Türkiye’nin uzun vadeli ekonomik görünümüne değinen Falcetti, piyasalardaki kısa vadeli dalgalanmalara rağmen, EBRD olarak Türkiye’ye dair uzun vadede iyimser olduklarını belirtti. “Bizim burada kalıcı olmamız için istikrarlı ve öngörülebilir bir iş ortamına ihtiyacımız var.” diye ekledi.

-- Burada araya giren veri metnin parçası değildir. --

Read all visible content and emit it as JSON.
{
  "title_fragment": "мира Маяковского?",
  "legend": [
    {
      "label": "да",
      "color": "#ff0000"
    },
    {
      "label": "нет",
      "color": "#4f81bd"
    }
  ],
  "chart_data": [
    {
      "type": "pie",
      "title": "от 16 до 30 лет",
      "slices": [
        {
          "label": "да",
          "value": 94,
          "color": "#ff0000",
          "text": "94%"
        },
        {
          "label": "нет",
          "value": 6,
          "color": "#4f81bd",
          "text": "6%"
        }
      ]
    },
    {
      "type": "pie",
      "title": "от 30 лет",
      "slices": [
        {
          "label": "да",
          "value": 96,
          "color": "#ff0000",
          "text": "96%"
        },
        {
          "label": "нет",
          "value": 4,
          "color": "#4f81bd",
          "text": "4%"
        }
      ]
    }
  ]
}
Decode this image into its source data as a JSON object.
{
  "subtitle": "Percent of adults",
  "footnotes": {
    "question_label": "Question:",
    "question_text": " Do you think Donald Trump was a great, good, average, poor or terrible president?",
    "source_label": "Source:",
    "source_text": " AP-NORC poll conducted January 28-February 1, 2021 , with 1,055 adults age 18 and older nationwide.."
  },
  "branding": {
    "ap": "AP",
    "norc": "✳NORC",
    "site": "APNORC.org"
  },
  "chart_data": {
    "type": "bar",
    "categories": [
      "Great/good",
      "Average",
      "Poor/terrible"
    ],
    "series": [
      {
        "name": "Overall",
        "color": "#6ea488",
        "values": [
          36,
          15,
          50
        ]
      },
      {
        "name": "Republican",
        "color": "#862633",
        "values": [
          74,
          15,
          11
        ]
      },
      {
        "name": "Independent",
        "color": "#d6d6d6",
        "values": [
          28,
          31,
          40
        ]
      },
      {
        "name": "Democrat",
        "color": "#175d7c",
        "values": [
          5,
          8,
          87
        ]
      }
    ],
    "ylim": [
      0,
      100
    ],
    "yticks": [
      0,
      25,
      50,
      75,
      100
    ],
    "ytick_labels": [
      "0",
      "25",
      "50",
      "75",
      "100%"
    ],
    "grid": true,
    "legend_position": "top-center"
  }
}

TÜRK BANKACILIK SEKTÖRÜNÜN GÜCÜ
EBRD’nın Finansal Kurumlar Yönetici Direktörü Francis Malige, Türk bankacılık sektörünün güçlü bir yapıya sahip olduğunu ve son yıllarda uygulanan ekonomik politikaların başarı ile devam ettiğini dile getirdi. Türk bankalarının sermaye yapısının sağlam olduğunu ve geleceğe dair daha fazla güven sunduğunu belirtti.
Malige, Türk bankalarının bilançolarında daha uzun vadeli bir yapı benimsediğini ve artık işletmelere daha çok odaklandıklarını kaydetti. “Son yıllarda, bankalar daha önce kısa vadeli kredilere ağırlık verirken, şu anki yapılarıyla ekonomiye daha fazla katkı sağlayacak bir duruma geçiyorlar.” ifadelerini kullandı.
Türkiye’nin enflasyonu düşürme çabalarına dikkat çeken Malige, bu durumun borçlanma koşullarını zorlaştırabileceğini belirtti. Ancak, bankaların bu tür olumsuzluklarla başa çıkabilme kabiliyetinin yüksek olduğunu vurguladı.
Malige, Türk bankacılık sektöründeki göstergelerin iyi bir durumda olduğunu belirterek; “Sermaye yeterlilik oranları, varlık kalitesi, likidite ve döviz durumu oldukça sağlıklı.” dedi. Ayrıca, bankaların iyi yönetişim kapasiteleri sayesinde Türkiye ekonomisine olan güvenin artırıldığını sözlerine ekledi.